I’d also add “synonyms” to that list. That’s a much more ambiguous category, but I’ve seen Google consistently consider them the same term. For example, the words “marketing companies,” “marketing agencies,” and “marketing firms” would all have the same search volume.

Final Thoughts

This is a big loss for anyone who does keyword research. But most importantly, this update is actually already hidden as a result of the second update I’ll cover below! It’s important for you to know that these summed search volumes are still being used behind the scenes, but they’re no longer visible. It’s almost more dangerous for keyword researchers.

Let me explain.

Update 2: Search Volume Ranges For Low AdWords Spenders

When The Change Was Made: Fall 2016

Just about a week ago, I noticed that now we’re receiving only search volume ranges in Keyword Planner. (That’s what triggered this post.)

2 Quietly Massive Updates To Google's Keyword Planner

Takeaways

Google is rolling this out in phases, and you may not even see it yet. Here’s what you need to know:

  1. The ranges are huge (0, 1-100, 100-1,000, 1,000-10,000, 10,000-100,000, 100,000-1 million, 1 million and up). It’s really hard to tell if it makes sense to try to rank for a keyword based on your company’s goals.
  2. The only way to get actual volume rather than ranges is to become a big-time AdWords customer. Yep, that’s right. Google can spin this however they want, but that’s the reason. On top of that, no one knows yet just how much you need to spend per month to get back to non-ranges.

2 Quietly Massive Updates To Google's Keyword Planner

For this update, Google did have an employee quietly announce the change. You can read about the details in Matt Southern’s article on SearchEngineJournal. I recommend it.

Final Thoughts

As I plan inbound strategy for clients, I’d say the biggest drawback is the size of the ranges. If a group of keywords totaled 10,000 searches per month, I’d plan to write about it. If it had 1,000, I wouldn’t.
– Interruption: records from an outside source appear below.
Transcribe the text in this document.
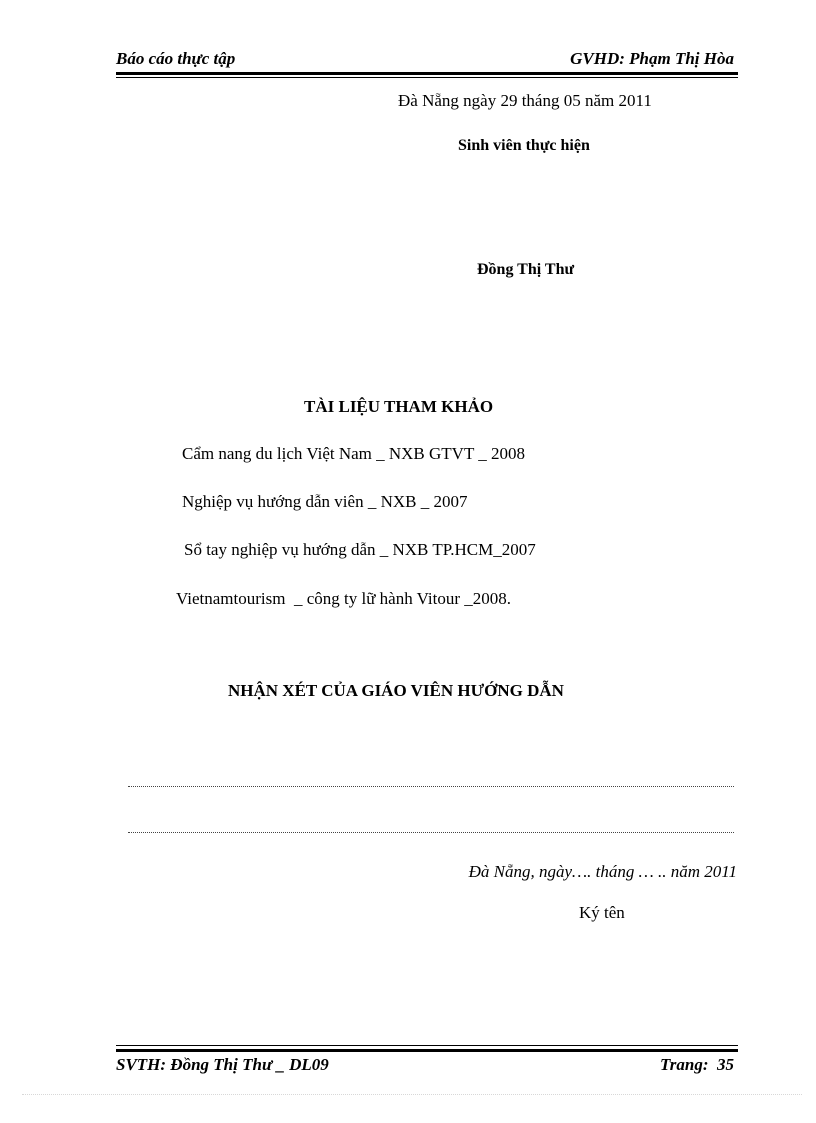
Báo cáo thực tập	GVHD: Phạm Thị Hòa
Đà Nẵng ngày 29 tháng 05 năm 2011
Sinh viên thực hiện
Đồng Thị Thư
TÀI LIỆU THAM KHẢO
Cẩm nang du lịch Việt Nam _ NXB GTVT _ 2008
Nghiệp vụ hướng dẫn viên _ NXB _ 2007
Sổ tay nghiệp vụ hướng dẫn _ NXB TP.HCM_2007
Vietnamtourism  _ công ty lữ hành Vitour _2008.
NHẬN XÉT CỦA GIÁO VIÊN HƯỚNG DẪN
Đà Nẵng, ngày…. tháng … .. năm 2011
Ký tên
SVTH: Đồng Thị Thư _ DL09	Trang:  35
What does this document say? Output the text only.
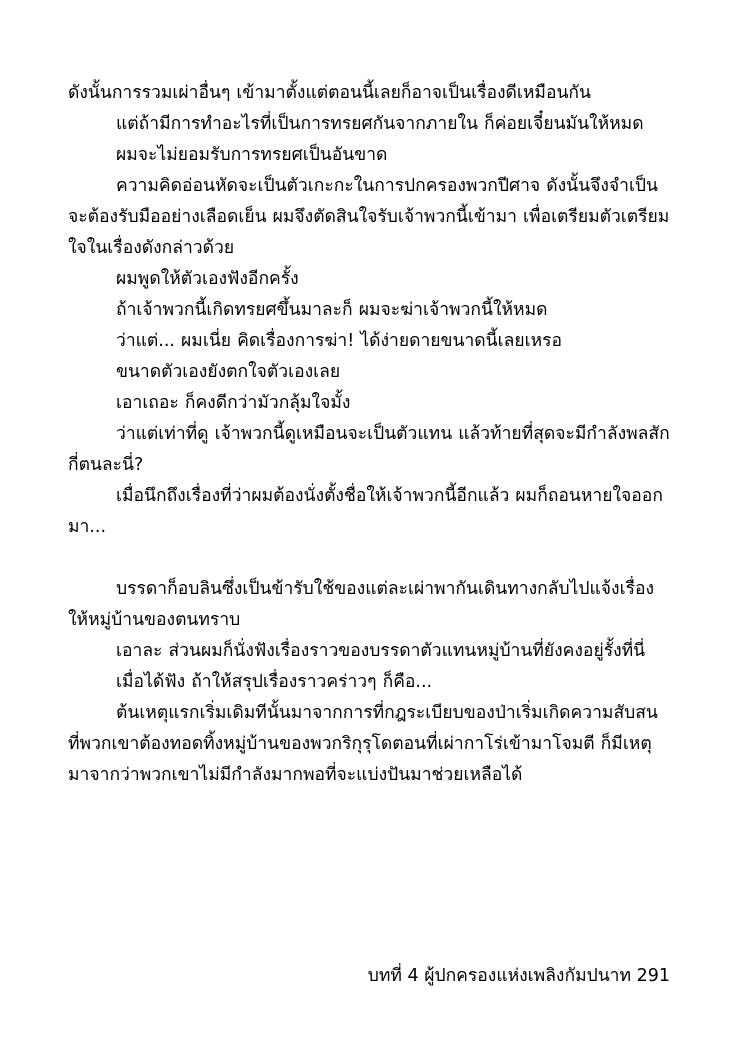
ดังนั้นการรวมเผ่าอื่นๆ เข้ามาตั้งแต่ตอนนี้เลยก็อาจเป็นเรื่องดีเหมือนกัน

แต่ถ้ามีการทำอะไรที่เป็นการทรยศกันจากภายใน ก็ค่อยเจี๋ยนมันให้หมด

ผมจะไม่ยอมรับการทรยศเป็นอันขาด

ความคิดอ่อนหัดจะเป็นตัวเกะกะในการปกครองพวกปีศาจ ดังนั้นจึงจำเป็นจะต้องรับมืออย่างเลือดเย็น ผมจึงตัดสินใจรับเจ้าพวกนี้เข้ามา เพื่อเตรียมตัวเตรียมใจในเรื่องดังกล่าวด้วย

ผมพูดให้ตัวเองฟังอีกครั้ง

ถ้าเจ้าพวกนี้เกิดทรยศขึ้นมาละก็ ผมจะฆ่าเจ้าพวกนี้ให้หมด

ว่าแต่... ผมเนี่ย คิดเรื่องการฆ่า! ได้ง่ายดายขนาดนี้เลยเหรอ

ขนาดตัวเองยังตกใจตัวเองเลย

เอาเถอะ ก็คงดีกว่ามัวกลุ้มใจมั้ง

ว่าแต่เท่าที่ดู เจ้าพวกนี้ดูเหมือนจะเป็นตัวแทน แล้วท้ายที่สุดจะมีกำลังพลสักกี่ตนละนี่?

เมื่อนึกถึงเรื่องที่ว่าผมต้องนั่งตั้งชื่อให้เจ้าพวกนี้อีกแล้ว ผมก็ถอนหายใจออกมา...

บรรดาก็อบลินซึ่งเป็นข้ารับใช้ของแต่ละเผ่าพากันเดินทางกลับไปแจ้งเรื่องให้หมู่บ้านของตนทราบ

เอาละ ส่วนผมก็นั่งฟังเรื่องราวของบรรดาตัวแทนหมู่บ้านที่ยังคงอยู่รั้งที่นี่

เมื่อได้ฟัง ถ้าให้สรุปเรื่องราวคร่าวๆ ก็คือ...

ต้นเหตุแรกเริ่มเดิมทีนั้นมาจากการที่กฎระเบียบของป่าเริ่มเกิดความสับสน ที่พวกเขาต้องทอดทิ้งหมู่บ้านของพวกริกุรุโดตอนที่เผ่ากาโร่เข้ามาโจมตี ก็มีเหตุมาจากว่าพวกเขาไม่มีกำลังมากพอที่จะแบ่งปันมาช่วยเหลือได้

บทที่ 4 ผู้ปกครองแห่งเพลิงกัมปนาท 291
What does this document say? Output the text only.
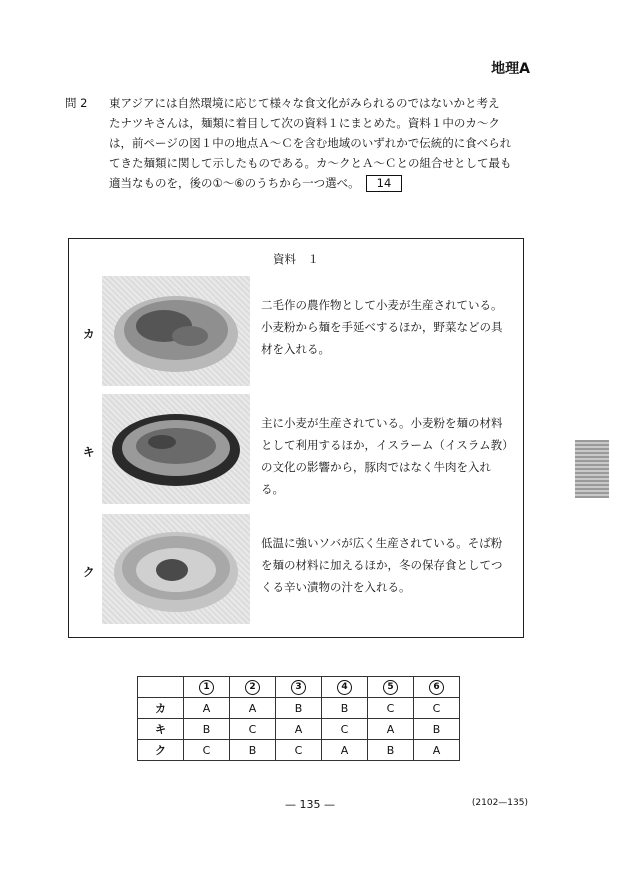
地理A
問 2 東アジアには自然環境に応じて様々な食文化がみられるのではないかと考え
たナツキさんは，麺類に着目して次の資料１にまとめた。資料１中のカ～ク
は，前ページの図１中の地点Ａ～Ｃを含む地域のいずれかで伝統的に食べられ
てきた麺類に関して示したものである。カ～クとＡ～Ｃとの組合せとして最も
適当なものを，後の①～⑥のうちから一つ選べ。 14
資料　１
カ
二毛作の農作物として小麦が生産されている。
小麦粉から麺を手延べするほか，野菜などの具
材を入れる。
キ
主に小麦が生産されている。小麦粉を麺の材料
として利用するほか，イスラーム（イスラム教）
の文化の影響から，豚肉ではなく牛肉を入れ
る。
ク
低温に強いソバが広く生産されている。そば粉
を麺の材料に加えるほか，冬の保存食としてつ
くる辛い漬物の汁を入れる。
	1	2	3	4	5	6
カ	A	A	B	B	C	C
キ	B	C	A	C	A	B
ク	C	B	C	A	B	A
— 135 —	(2102—135)
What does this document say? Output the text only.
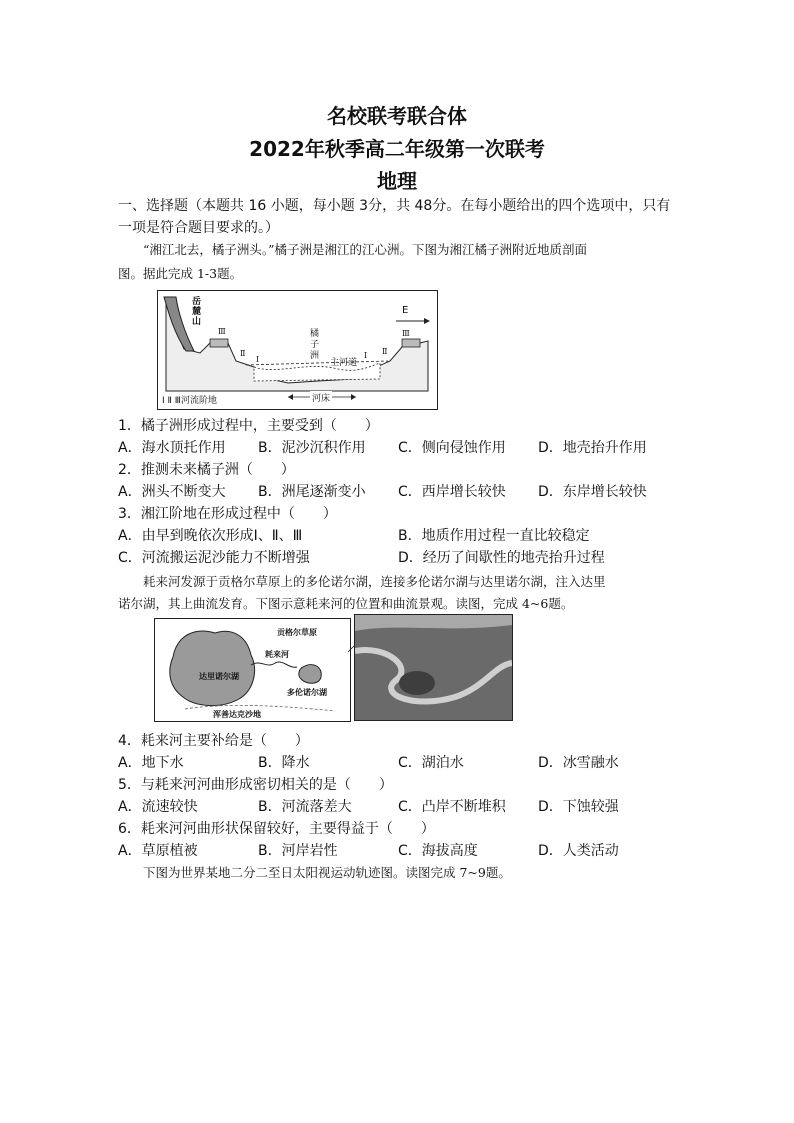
名校联考联合体
2022年秋季高二年级第一次联考
地理
一、选择题（本题共 16 小题，每小题 3分，共 48分。在每小题给出的四个选项中，只有
一项是符合题目要求的。）
“湘江北去，橘子洲头。”橘子洲是湘江的江心洲。下图为湘江橘子洲附近地质剖面
图。据此完成 1-3题。
岳麓山
橘子洲
主河道
E
Ⅲ
Ⅱ
Ⅰ	Ⅰ Ⅱ
Ⅲ
Ⅰ Ⅱ Ⅲ河流阶地	河床
1．橘子洲形成过程中，主要受到（　　）
A．海水顶托作用 B．泥沙沉积作用 C．侧向侵蚀作用 D．地壳抬升作用
2．推测未来橘子洲（　　）
A．洲头不断变大 B．洲尾逐渐变小 C．西岸增长较快 D．东岸增长较快
3．湘江阶地在形成过程中（　　）
A．由早到晚依次形成Ⅰ、Ⅱ、Ⅲ	B．地质作用过程一直比较稳定
C．河流搬运泥沙能力不断增强	D．经历了间歇性的地壳抬升过程
耗来河发源于贡格尔草原上的多伦诺尔湖，连接多伦诺尔湖与达里诺尔湖，注入达里
诺尔湖，其上曲流发育。下图示意耗来河的位置和曲流景观。读图，完成 4~6题。
贡格尔草原
耗来河
达里诺尔湖
多伦诺尔湖
浑善达克沙地
4．耗来河主要补给是（　　）
A．地下水	B．降水	C．湖泊水	D．冰雪融水
5．与耗来河河曲形成密切相关的是（　　）
A．流速较快	B．河流落差大	C．凸岸不断堆积 D．下蚀较强
6．耗来河河曲形状保留较好，主要得益于（　　）
A．草原植被	B．河岸岩性	C．海拔高度	D．人类活动
下图为世界某地二分二至日太阳视运动轨迹图。读图完成 7~9题。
That’s because 1,000 to 10,000 searches is all in one range now.

Impact & Our Plan

Let’s revisit what Google has taken away from us as a result of these two updates:

  • In the Spring of 2016—before these updates—we would’ve gotten 880 searches per month (I’m making that number up) for “cyber attacks.” That would represent the exact search amount per month for that exact term.
  • In the Summer of 2016—after the first update—we’d get 1,800 searches per month for “cyber attacks.” That’s the total for all keywords related to that phrase.
  • In the Fall of 2016—after the second update—we now get 1,000 to 10,0000 searches per month for “cyber attacks.”
  • Said differently: Good luck.

My take is that the first update wasn’t a big deal. We try to get pages and articles to rank for a topic that brings in the right visitors rather than a specific keyword phrase. So if we rank for the term “inbound agency,” I’ll gladly target and rank for “inbound company” and “inbound firm” as well.

But the second update really impacts our content planning. What if we instituted a rule that said we’d take the middle of the range as a rule of thumb, but most of the keywords we targeted actually fell toward the bottom of the range? We’d end up underperforming against expectations for that set of keywords. Visitors and leads would be lower as a result.

The only new process I can think about implementing is a feedback loop. I’ll start to look at existing traffic for certain blog posts and estimate search volume for that group of keywords based on the number of monthly visitors. That will give me an indication of where the keyword group falls within the range Google provides.

Other than that, let’s cross our fingers and hope Google scraps this idea.